Far more importantly, I think it would unwise to try to evict your sister regardless of your parents' input. While the farm is legally owned by the five siblings, it is morally still owned by your parents. For you, of any of your siblings, to take legal action about the farm and ignore your parents desires regarding your sister seems likely to result in ill will and family bitterness. I propose that you put all your efforts into trying to work this out on the family level.


Community Answers

Ccpanel answered...

dad wants her there but to not be doing anything to the farm. mom initially didnt want her doing anything but sister has manipulated and cajoled and argued and demanded and mom has caved in/rolled over.

siblings have zero problem with her living there. we have 100% problem with her doing anything else.

efforts on family level have failed. dad and mom are both over 80 years old and not strong enough to deal with it. they are tired of fighting sister.

siblings would have ZERO problem with sister if she discussed her wishes with family/parents before enacting any actions but she has not shown a single sign of respect. if she had-we would not need to have this conversation.

she has charged money to farm, invited workers onto farm, brought live-in boyfriend, brought dogs(that trip my parents and have made both fall) in general not respected any persons wishes.

advice?

these are actions i/we need to take on behalf of our parents not circumventing them.


A fellow caregiver answered...

I have a similar situation, 8 siblings and Mom and Dad still living in home with one sister. Three of the siblings want her out just because of personal reason. Mom and other 5 siblings wants her there as she is taking care of both Mom and Dad and doing meals in the evening. My dad only fixes Breakfast and not good at making sure Mom takes her med. Because of not eating right or not eating and drinking she had heart issues and now wearing a monitor for 30 days. We all are on the deed, I was told by lawyer that they can't throw her out or her belongings out as they have indicated as she is part owner and Mom wants her there. Now that they have made it so unbearable there she is leaving. They now say they are gong to sell the house and split the money between the three siblings and Dad. I have been told they can't sell the house without our signatures.


Ccpanel answered...

Denis- Dad wants her gone, mom has succumbed to daughters manipulation and all other children have through interaction with the intruder decided it is not healthy to try to communicate with a rude, angry, unreasonable person.

we know legally we cant evict her at this point how do we restrict her to ONLY eating/sleeping there and DIS-allow her from any actions on the farm? the whole collective family apart from mom/her does not want her to do ANYTHING to the farm. what legal form or action will make this a reality? restraining order? cease/desist?


A fellow caregiver answered...

I would think you have legal recourse to get her boyfriend out, but not your sister, if your Mom wants her there.

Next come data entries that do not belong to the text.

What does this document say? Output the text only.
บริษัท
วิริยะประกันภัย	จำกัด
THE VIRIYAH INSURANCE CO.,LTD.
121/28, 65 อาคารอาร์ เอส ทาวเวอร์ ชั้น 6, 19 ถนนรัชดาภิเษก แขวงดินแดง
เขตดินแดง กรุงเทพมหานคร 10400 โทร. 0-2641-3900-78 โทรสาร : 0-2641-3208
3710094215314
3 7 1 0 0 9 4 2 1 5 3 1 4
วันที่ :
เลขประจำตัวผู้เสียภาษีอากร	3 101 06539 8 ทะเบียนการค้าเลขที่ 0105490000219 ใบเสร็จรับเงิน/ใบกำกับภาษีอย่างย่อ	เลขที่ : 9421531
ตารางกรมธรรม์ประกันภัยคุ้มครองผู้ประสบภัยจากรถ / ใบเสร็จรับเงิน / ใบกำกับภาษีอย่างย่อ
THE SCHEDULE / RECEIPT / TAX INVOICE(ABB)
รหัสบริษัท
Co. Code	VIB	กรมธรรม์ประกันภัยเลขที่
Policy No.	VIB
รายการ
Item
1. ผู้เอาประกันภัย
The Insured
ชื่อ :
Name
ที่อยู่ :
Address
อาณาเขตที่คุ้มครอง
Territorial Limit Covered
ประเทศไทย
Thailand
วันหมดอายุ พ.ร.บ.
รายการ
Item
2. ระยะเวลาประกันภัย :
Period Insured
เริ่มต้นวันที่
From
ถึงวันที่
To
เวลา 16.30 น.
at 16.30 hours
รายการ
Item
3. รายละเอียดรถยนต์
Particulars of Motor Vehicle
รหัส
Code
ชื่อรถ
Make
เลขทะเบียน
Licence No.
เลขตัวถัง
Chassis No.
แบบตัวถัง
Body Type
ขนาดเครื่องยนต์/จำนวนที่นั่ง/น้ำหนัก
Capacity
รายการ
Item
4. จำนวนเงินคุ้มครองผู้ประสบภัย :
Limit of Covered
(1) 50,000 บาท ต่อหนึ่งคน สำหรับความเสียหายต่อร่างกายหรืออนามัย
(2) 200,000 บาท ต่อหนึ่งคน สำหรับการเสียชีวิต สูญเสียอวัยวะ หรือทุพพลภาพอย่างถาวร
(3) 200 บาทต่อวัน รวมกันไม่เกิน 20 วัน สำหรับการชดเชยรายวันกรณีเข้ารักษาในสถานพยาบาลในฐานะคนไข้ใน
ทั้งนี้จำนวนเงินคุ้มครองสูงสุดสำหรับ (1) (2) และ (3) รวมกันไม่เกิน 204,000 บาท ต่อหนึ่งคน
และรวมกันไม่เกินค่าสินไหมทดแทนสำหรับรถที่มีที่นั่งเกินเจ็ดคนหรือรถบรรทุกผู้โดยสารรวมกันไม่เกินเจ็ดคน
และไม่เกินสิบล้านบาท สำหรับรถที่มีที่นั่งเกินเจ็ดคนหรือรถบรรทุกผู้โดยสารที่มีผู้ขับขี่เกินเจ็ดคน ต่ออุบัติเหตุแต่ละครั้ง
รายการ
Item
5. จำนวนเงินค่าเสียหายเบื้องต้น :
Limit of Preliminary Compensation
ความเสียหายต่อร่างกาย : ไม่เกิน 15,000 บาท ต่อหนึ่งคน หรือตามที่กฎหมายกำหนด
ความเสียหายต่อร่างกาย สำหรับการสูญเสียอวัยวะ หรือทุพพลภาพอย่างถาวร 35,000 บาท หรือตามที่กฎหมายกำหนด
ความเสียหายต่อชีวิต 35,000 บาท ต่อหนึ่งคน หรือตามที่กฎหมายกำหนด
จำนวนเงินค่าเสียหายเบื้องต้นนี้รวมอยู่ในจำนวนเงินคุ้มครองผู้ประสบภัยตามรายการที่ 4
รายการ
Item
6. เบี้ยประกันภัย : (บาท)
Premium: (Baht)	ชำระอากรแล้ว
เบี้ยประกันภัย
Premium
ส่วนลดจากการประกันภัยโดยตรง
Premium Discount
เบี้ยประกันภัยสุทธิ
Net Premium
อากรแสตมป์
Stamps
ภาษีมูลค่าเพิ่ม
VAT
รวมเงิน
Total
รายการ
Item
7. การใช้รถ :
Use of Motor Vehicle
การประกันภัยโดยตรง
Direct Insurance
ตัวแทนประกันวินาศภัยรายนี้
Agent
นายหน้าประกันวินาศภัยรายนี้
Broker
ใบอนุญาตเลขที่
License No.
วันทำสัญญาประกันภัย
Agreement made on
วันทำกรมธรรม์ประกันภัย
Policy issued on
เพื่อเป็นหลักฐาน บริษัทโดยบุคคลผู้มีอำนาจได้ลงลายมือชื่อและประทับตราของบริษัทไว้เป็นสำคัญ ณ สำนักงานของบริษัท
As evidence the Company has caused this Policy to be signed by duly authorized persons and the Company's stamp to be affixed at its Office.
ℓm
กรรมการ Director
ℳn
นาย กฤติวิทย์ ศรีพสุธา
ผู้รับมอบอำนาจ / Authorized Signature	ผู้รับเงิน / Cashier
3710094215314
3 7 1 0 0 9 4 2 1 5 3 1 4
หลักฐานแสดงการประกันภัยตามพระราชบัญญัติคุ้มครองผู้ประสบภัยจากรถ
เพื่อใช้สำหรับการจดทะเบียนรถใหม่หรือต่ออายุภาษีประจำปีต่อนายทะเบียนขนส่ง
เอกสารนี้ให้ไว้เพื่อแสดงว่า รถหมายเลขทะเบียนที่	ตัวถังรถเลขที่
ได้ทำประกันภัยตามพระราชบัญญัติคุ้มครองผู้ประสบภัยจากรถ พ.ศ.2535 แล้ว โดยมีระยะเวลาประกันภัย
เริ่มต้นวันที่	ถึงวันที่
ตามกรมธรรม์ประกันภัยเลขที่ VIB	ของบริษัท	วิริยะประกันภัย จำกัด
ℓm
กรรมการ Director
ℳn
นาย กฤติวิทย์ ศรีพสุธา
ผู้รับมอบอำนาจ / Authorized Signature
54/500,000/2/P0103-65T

I would like to know what a Denis has to say


Floydetha answered...

Can you just give her 24 acres to have for herself? I would think that charging money to the farm would have to be legally signed for and you should talk to the person who loaned the money. I would make it owed to the person who borrowed it. I would also remind the sister that the property belongs to all of you and without the other authorizations she will be held financially responsible, not the farm. The bank should be informed that no money should be charged to the farm without everyones consent or something like that. Good Luck!